Carsten: Baby Name of the Day

by appellationmountain on April 18, 2013

CarstenCarter, Carson, and Christian are solidly established in the US Top 100.  Why not this name?

Thanks to Katherine for suggesting Carsten as our Baby Name of the Day.

Carsten sounds like he might be invented, or maybe a borrowed surname.

Not so.

It comes from Christianus - literally, a Christian, in medieval Latin.  We know the name as Christian, and it was once used as a gender neutral name.  I can’t tell how it was perceived – was it the twelfth century equivalent of Nevaeh?  Or was it as ordinary as Christopher is today?

In any case, Christian was in use from the 1100s on.

Christian become Carsten via Middle Low German, the language spoken around the North Sea and Baltic Sea in the twelfth to sixteenth centuries.  Remember the Hanseatic League?  They were  a merchant guild, a cooperative formed to facilitate trading across vast distances.  Lübeck was a major port, the Hanseatic League’s boomtown.  From the port city, the merchants traded with Scandinavia, Russia, England, Belgium, and others.  It’s the kind of linguistic connection that can make for interesting names.

Christian became Carsten and Karsten more than 500 years ago.

He arrived in Scandinavia a few years later, and Carsten was big in Denmark.  The first Danish king to wear the name was born back in 1426.  The first Carsten was founder of the University of Copenhagen.  Nine Danish monarchs have worn some form of the name since, and there’s a Christian in the current succession.  Today the royals are usually referred to as Christian, but Carsten remains in heavy use among Danes.

He appears as a surname, too.  I stumbled across a Swedish opera singer named Christoffer Christian Karsten.  He was a big deal in the late 1700s/early 1800s.

And while most notable bearers are German or Danish, the name is worn in the Netherlands, throughout Scandinavia, and in the English-speaking world, too.

Famous Carstens include:

  • Carsten Niebuhr, a German mathematician whose worked supported cartography and exploration.
  • Carsten Borchgrevnik, a polar explorer and pioneer of Antarctic travel.
  • Karsten Solheim was a Norwegian-born golf club designer whose designs became the foundation of the brand PING.
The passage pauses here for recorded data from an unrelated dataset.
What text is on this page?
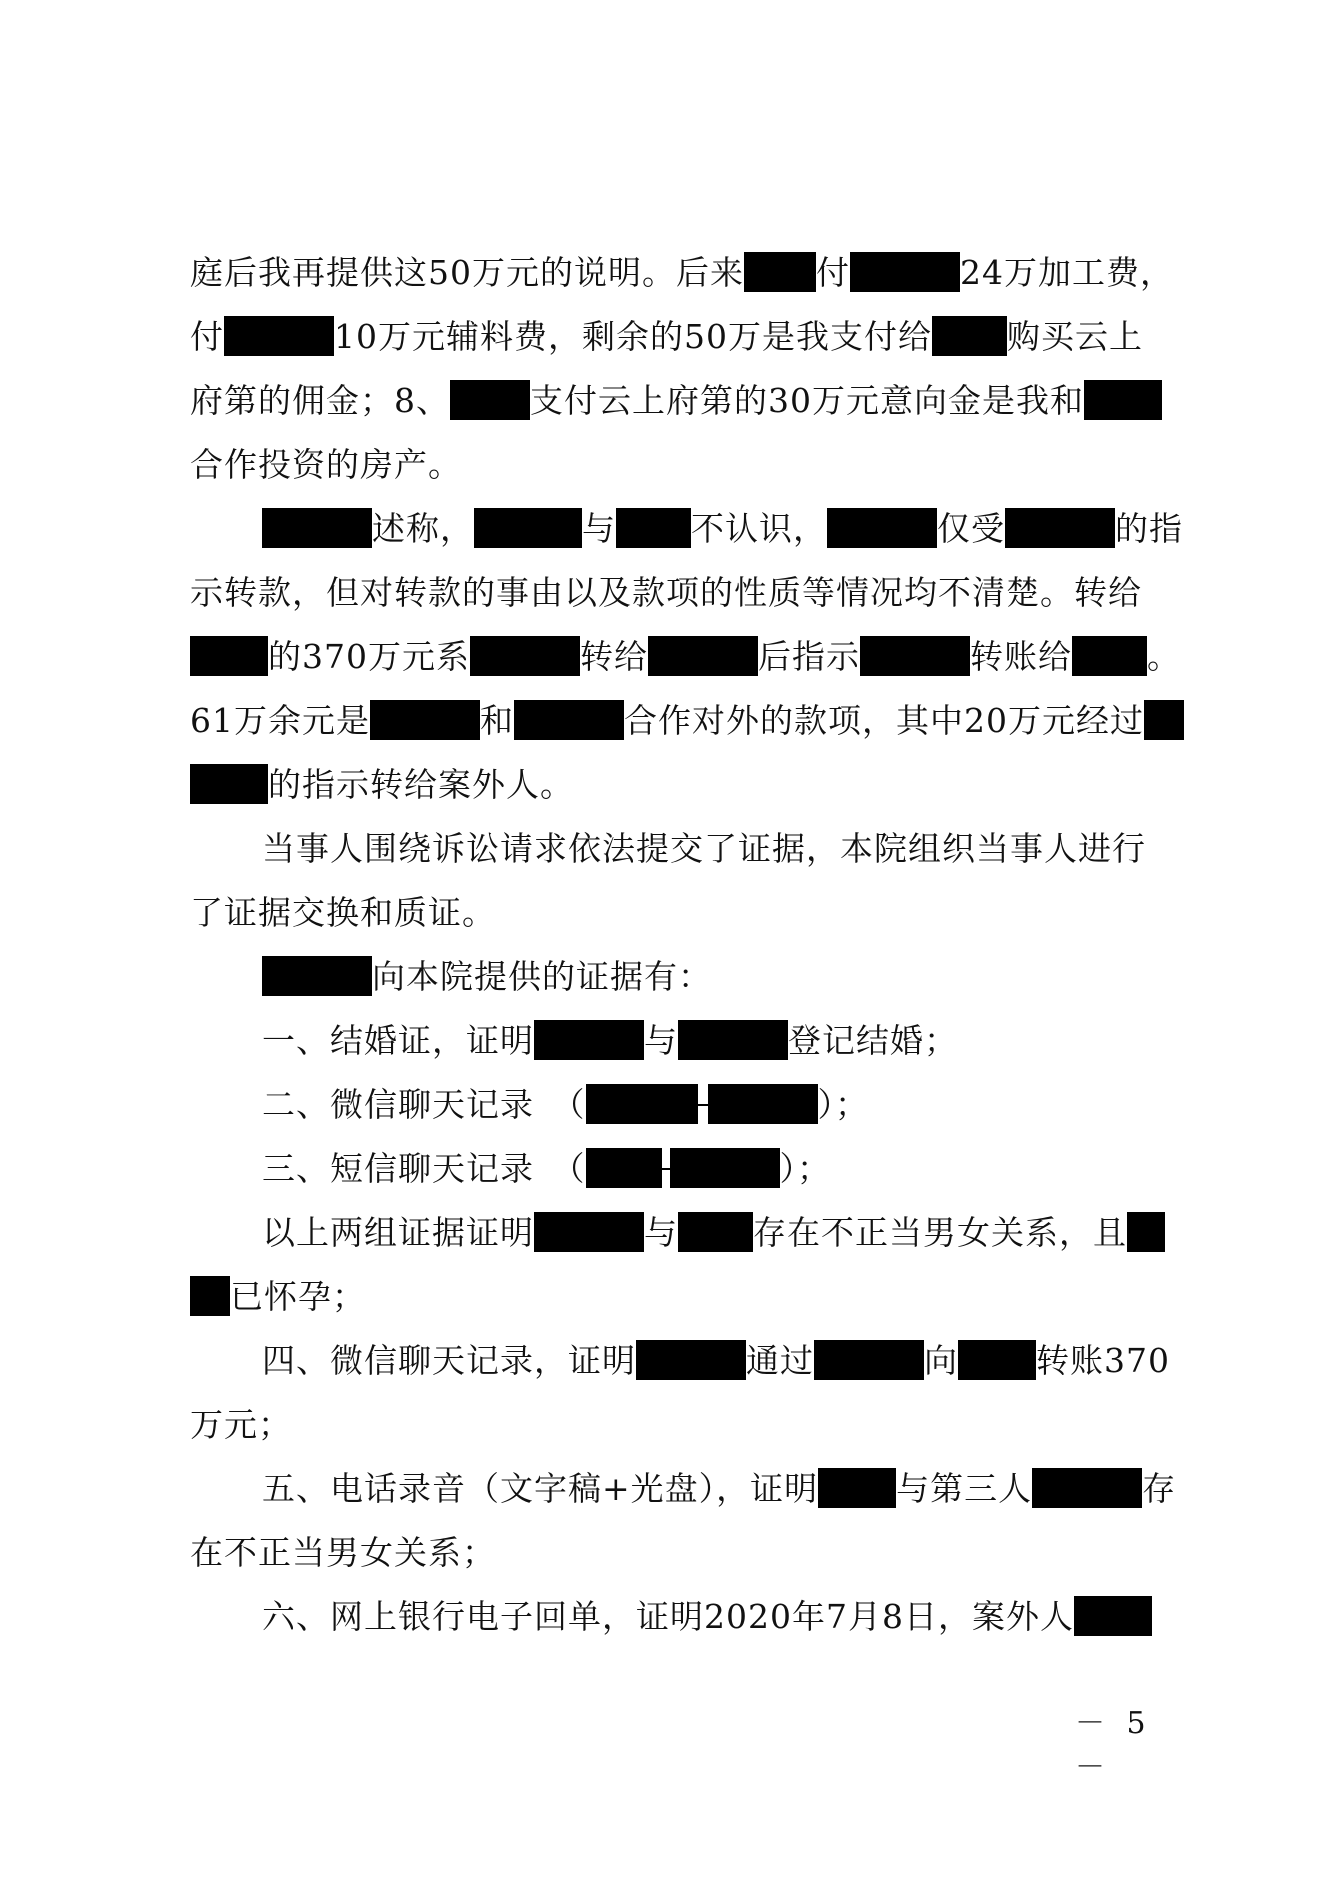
庭后我再提供这50万元的说明。后来 付	24万加工费，
付	10万元辅料费，剩余的50万是我支付给 购买云上
府第的佣金；8、 支付云上府第的30万元意向金是我和
合作投资的房产。
述称，	与 不认识，	仅受	的指
示转款，但对转款的事由以及款项的性质等情况均不清楚。转给
的370万元系	转给	后指示	转账给 。
61万余元是	和	合作对外的款项，其中20万元经过
的指示转给案外人。
当事人围绕诉讼请求依法提交了证据，本院组织当事人进行
了证据交换和质证。
向本院提供的证据有：
一、结婚证，证明	与	登记结婚；
二、微信聊天记录　（	）；
三、短信聊天记录　（	）；
以上两组证据证明	与 存在不正当男女关系，且
已怀孕；
四、微信聊天记录，证明	通过	向 转账370
万元；
五、电话录音（文字稿+光盘），证明 与第三人	存
在不正当男女关系；
六、网上银行电子回单，证明2020年7月8日，案外人
－ 5 －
Besides all this history, there’s also Carsten’s sound.  With Carter ranked #41 and Carson at #85, Carsten fits right in.

While he’s still rare in US, he’s been on the upswing in the last decade.  126 boys received the name in 2011.

Overall, Carsten is a great compromise name for parents stuck between modern inventions and traditional choices.  He’s a nickname-free possibility that is a little bit unexpected, but completely wearable.  And he might even be a way to honor a Christopher or Christina, Caroline or Carl on your family tree.